Field Description Type Required
project_accession Project accession identifier (e.g. PXD014414) string yes
project_title Title of the project string no
project_description Description of the project string no
pubmed_id PubMed ID associated with the project string no
qpx_version Version of the QPX format specification string yes

Software Provenance

Field Description Type Required
software_name Name of the software that generated the data (e.g. quantms) string no
software_version Version of the software string no

File Provenance

Field Description Type Required
creation_date ISO 8601 date when the dataset was created string yes

Integrity / Packaging

These fields enable dataset validation after packaging or transfer. They are populated by calling ds.compute_integrity() and verified with ds.verify_integrity().

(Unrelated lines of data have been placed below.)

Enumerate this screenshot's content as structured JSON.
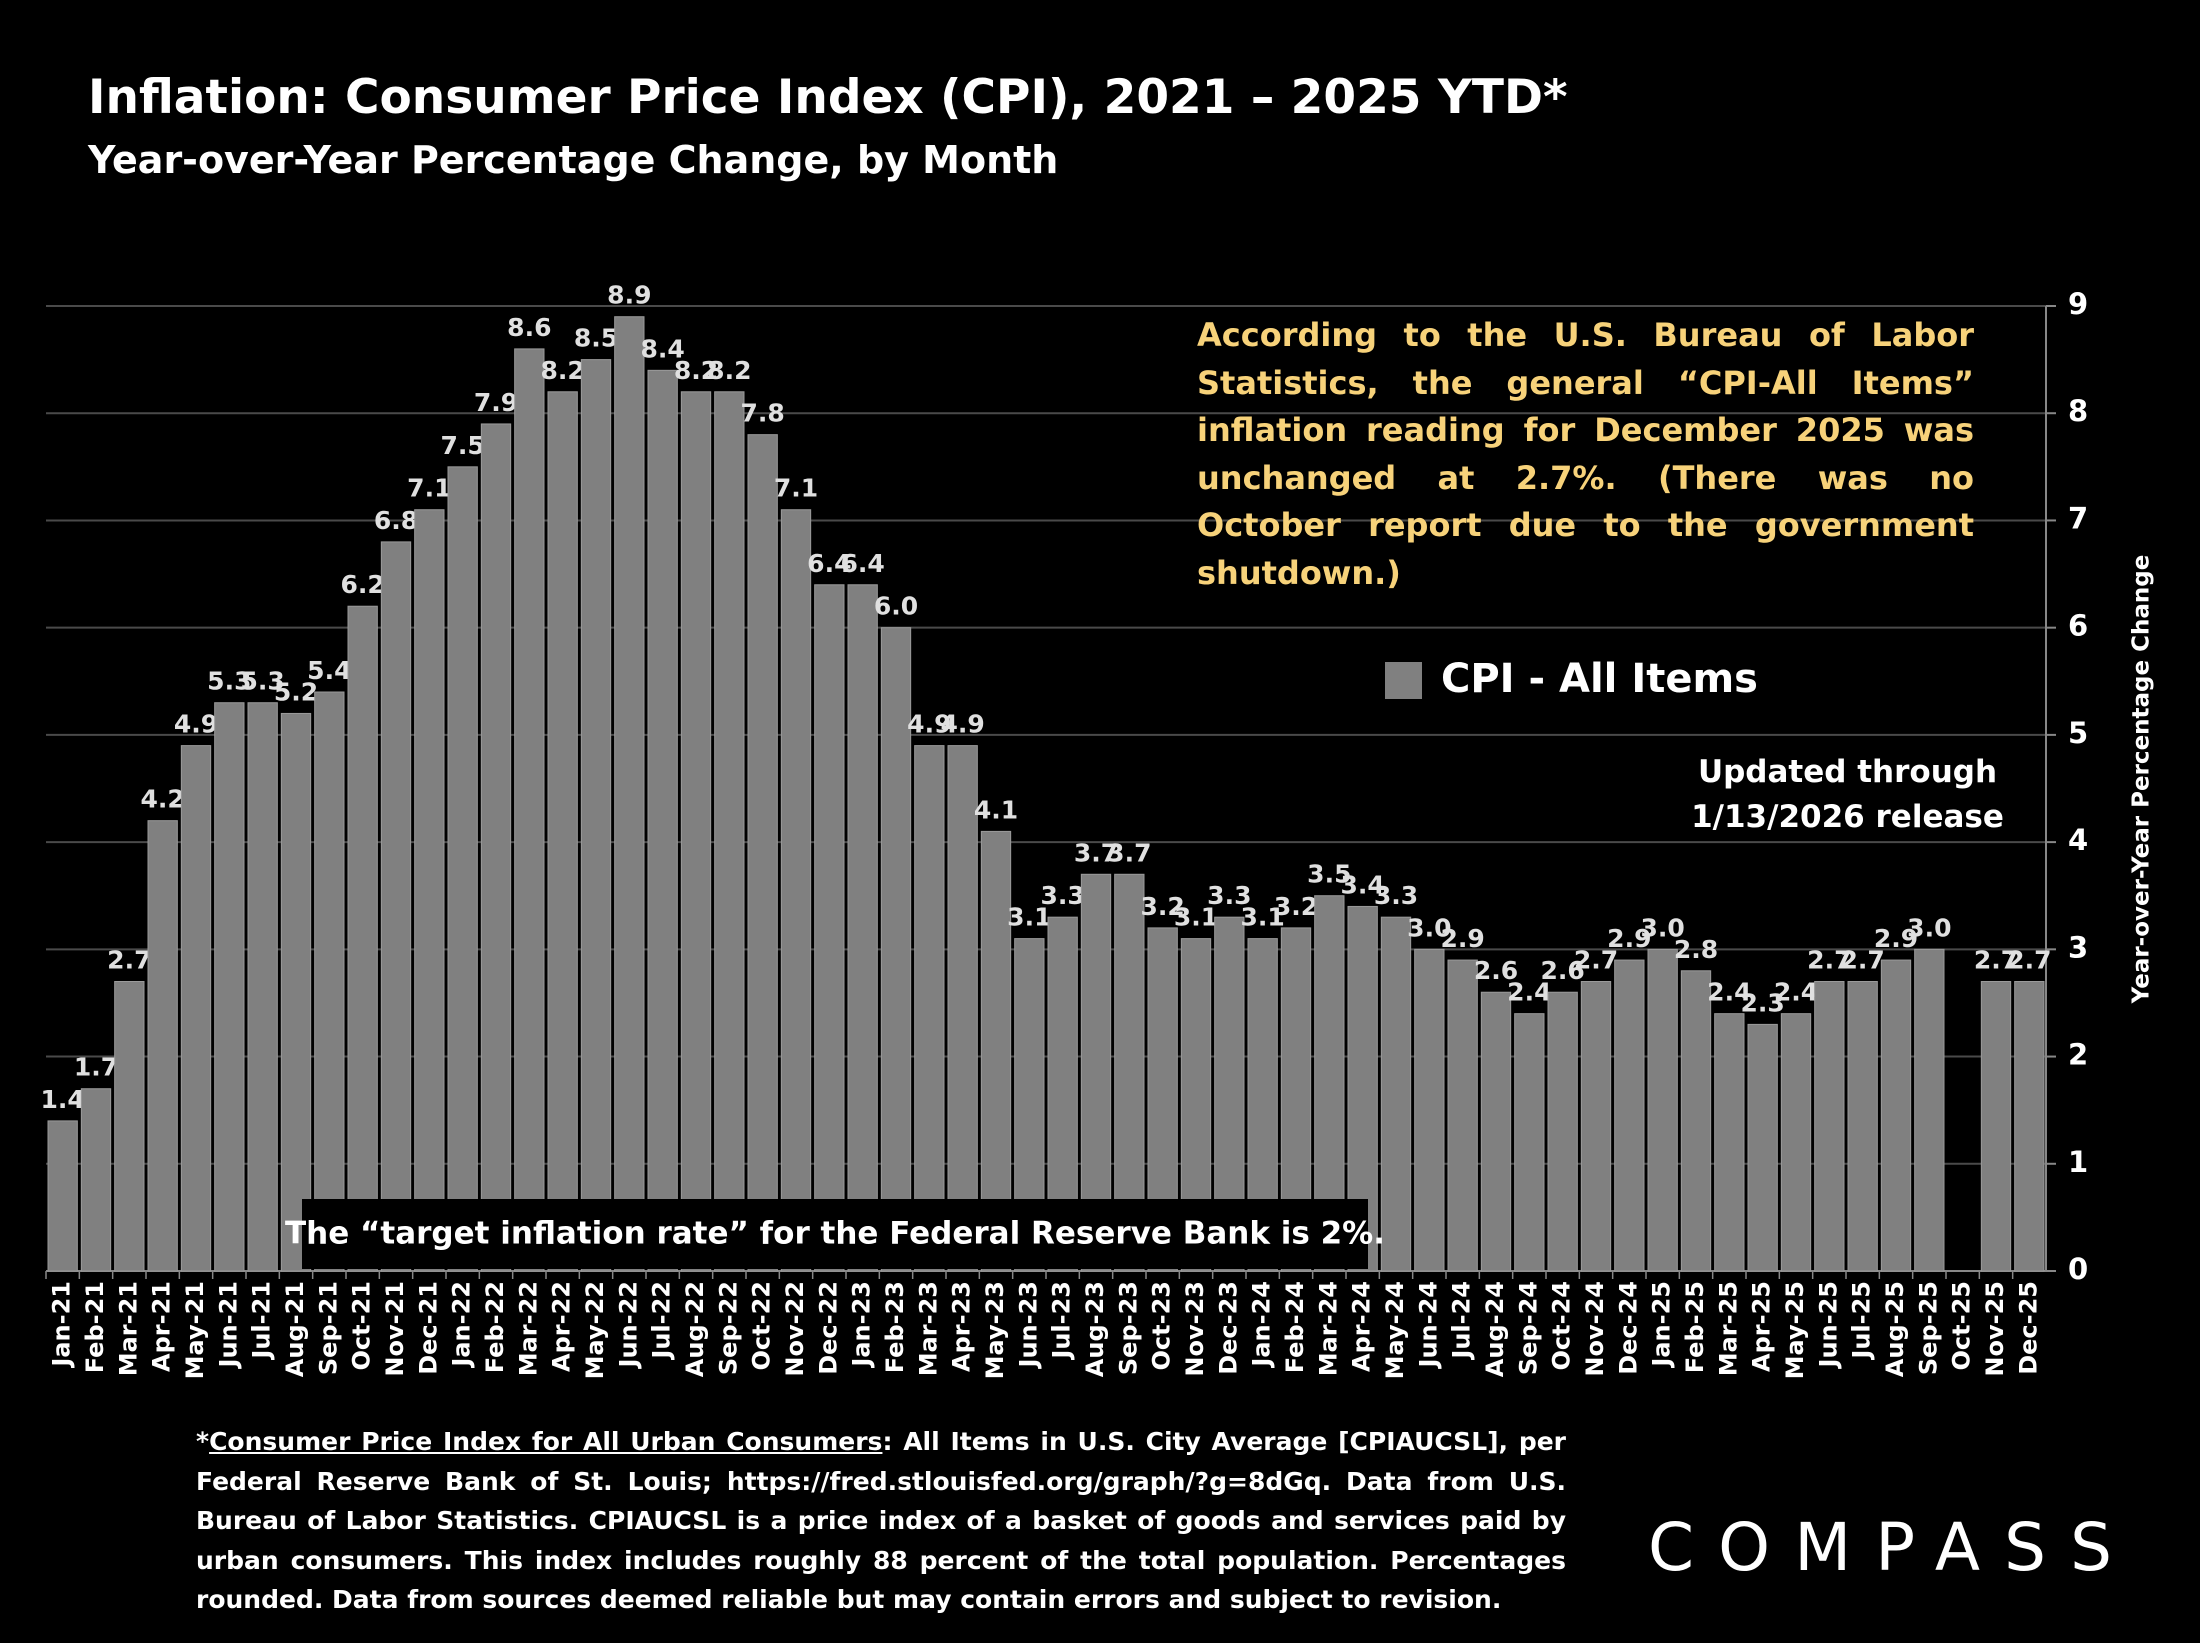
{
  "chart_data": {
    "type": "bar",
    "title": "Inflation: Consumer Price Index (CPI), 2021 – 2025 YTD*",
    "subtitle": "Year-over-Year Percentage Change, by Month",
    "y_axis_label": "Year-over-Year Percentage Change",
    "categories": [
      "Jan-21",
      "Feb-21",
      "Mar-21",
      "Apr-21",
      "May-21",
      "Jun-21",
      "Jul-21",
      "Aug-21",
      "Sep-21",
      "Oct-21",
      "Nov-21",
      "Dec-21",
      "Jan-22",
      "Feb-22",
      "Mar-22",
      "Apr-22",
      "May-22",
      "Jun-22",
      "Jul-22",
      "Aug-22",
      "Sep-22",
      "Oct-22",
      "Nov-22",
      "Dec-22",
      "Jan-23",
      "Feb-23",
      "Mar-23",
      "Apr-23",
      "May-23",
      "Jun-23",
      "Jul-23",
      "Aug-23",
      "Sep-23",
      "Oct-23",
      "Nov-23",
      "Dec-23",
      "Jan-24",
      "Feb-24",
      "Mar-24",
      "Apr-24",
      "May-24",
      "Jun-24",
      "Jul-24",
      "Aug-24",
      "Sep-24",
      "Oct-24",
      "Nov-24",
      "Dec-24",
      "Jan-25",
      "Feb-25",
      "Mar-25",
      "Apr-25",
      "May-25",
      "Jun-25",
      "Jul-25",
      "Aug-25",
      "Sep-25",
      "Oct-25",
      "Nov-25",
      "Dec-25"
    ],
    "series": [
      {
        "name": "CPI - All Items",
        "color": "#808080",
        "values": [
          1.4,
          1.7,
          2.7,
          4.2,
          4.9,
          5.3,
          5.3,
          5.2,
          5.4,
          6.2,
          6.8,
          7.1,
          7.5,
          7.9,
          8.6,
          8.2,
          8.5,
          8.9,
          8.4,
          8.2,
          8.2,
          7.8,
          7.1,
          6.4,
          6.4,
          6.0,
          4.9,
          4.9,
          4.1,
          3.1,
          3.3,
          3.7,
          3.7,
          3.2,
          3.1,
          3.3,
          3.1,
          3.2,
          3.5,
          3.4,
          3.3,
          3.0,
          2.9,
          2.6,
          2.4,
          2.6,
          2.7,
          2.9,
          3.0,
          2.8,
          2.4,
          2.3,
          2.4,
          2.7,
          2.7,
          2.9,
          3.0,
          null,
          2.7,
          2.7
        ],
        "value_labels": [
          "1.4",
          "1.7",
          "2.7",
          "4.2",
          "4.9",
          "5.3",
          "5.3",
          "5.2",
          "5.4",
          "6.2",
          "6.8",
          "7.1",
          "7.5",
          "7.9",
          "8.6",
          "8.2",
          "8.5",
          "8.9",
          "8.4",
          "8.2",
          "8.2",
          "7.8",
          "7.1",
          "6.4",
          "6.4",
          "6.0",
          "4.9",
          "4.9",
          "4.1",
          "3.1",
          "3.3",
          "3.7",
          "3.7",
          "3.2",
          "3.1",
          "3.3",
          "3.1",
          "3.2",
          "3.5",
          "3.4",
          "3.3",
          "3.0",
          "2.9",
          "2.6",
          "2.4",
          "2.6",
          "2.7",
          "2.9",
          "3.0",
          "2.8",
          "2.4",
          "2.3",
          "2.4",
          "2.7",
          "2.7",
          "2.9",
          "3.0",
          null,
          "2.7",
          "2.7"
        ]
      }
    ],
    "ylim": [
      0,
      9
    ],
    "yticks": [
      0,
      1,
      2,
      3,
      4,
      5,
      6,
      7,
      8,
      9
    ],
    "grid": true,
    "legend": "right",
    "annotation": "According to the U.S. Bureau of Labor Statistics, the general “CPI-All Items” inflation reading for December 2025 was unchanged at 2.7%. (There was no October report due to the government shutdown.)",
    "updated_note": [
      "Updated through",
      "1/13/2026 release"
    ],
    "target_note": "The “target inflation rate” for the Federal Reserve Bank is 2%.",
    "footnote": [
      "*",
      "Consumer Price Index for All Urban Consumers",
      ": All Items in U.S. City Average [CPIAUCSL], per Federal Reserve Bank of St. Louis; https://fred.stlouisfed.org/graph/?g=8dGq. Data from U.S. Bureau of Labor Statistics. CPIAUCSL is a price index of a basket of goods and services paid by urban consumers. This index includes roughly 88 percent of the total population. Percentages rounded. Data from sources deemed reliable but may contain errors and subject to revision."
    ],
    "logo": "COMPASS"
  }
}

Field Description Type Required
file_checksums SHA-256 hex digests keyed by file name (relative to dataset root) map<string, string> no
file_row_counts Row counts keyed by file name map<string, int64> no
file_sizes_bytes File sizes in bytes keyed by file name map<string, int64> no
total_structures Number of Parquet structures in this dataset int32 no
packaged_at ISO 8601 timestamp when integrity was computed string no

Computing and verifying integrity

import qpx

ds = qpx.open("PXD014414/")

# Compute integrity (checksums, row counts, file sizes)
integrity = ds.compute_integrity()

# Save integrity data into dataset.parquet
meta_df = ds.dataset_meta.to_df()
meta_dict = meta_df.iloc[0].to_dict()
meta_dict.update(integrity)
ds.save_structure([meta_dict], "dataset", prefix="PXD014414")
ds.refresh()

# Later: verify the dataset is intact
result = ds.verify_integrity()
if result["errors"]:
    print("Integrity check failed:", result["errors"])
else:
    print("Dataset integrity verified")

Reading dataset.parquet in Python

import pyarrow.parquet as pq

dataset = pq.read_table("PXD014414.dataset.parquet")
row = dataset.to_pydict()

print(row["project_accession"])   # ['PXD014414']
print(row["software_name"])       # ['quantms']

Reading dataset.parquet with DuckDB

SELECT project_accession, software_name, software_version
FROM 'PXD014414.dataset.parquet';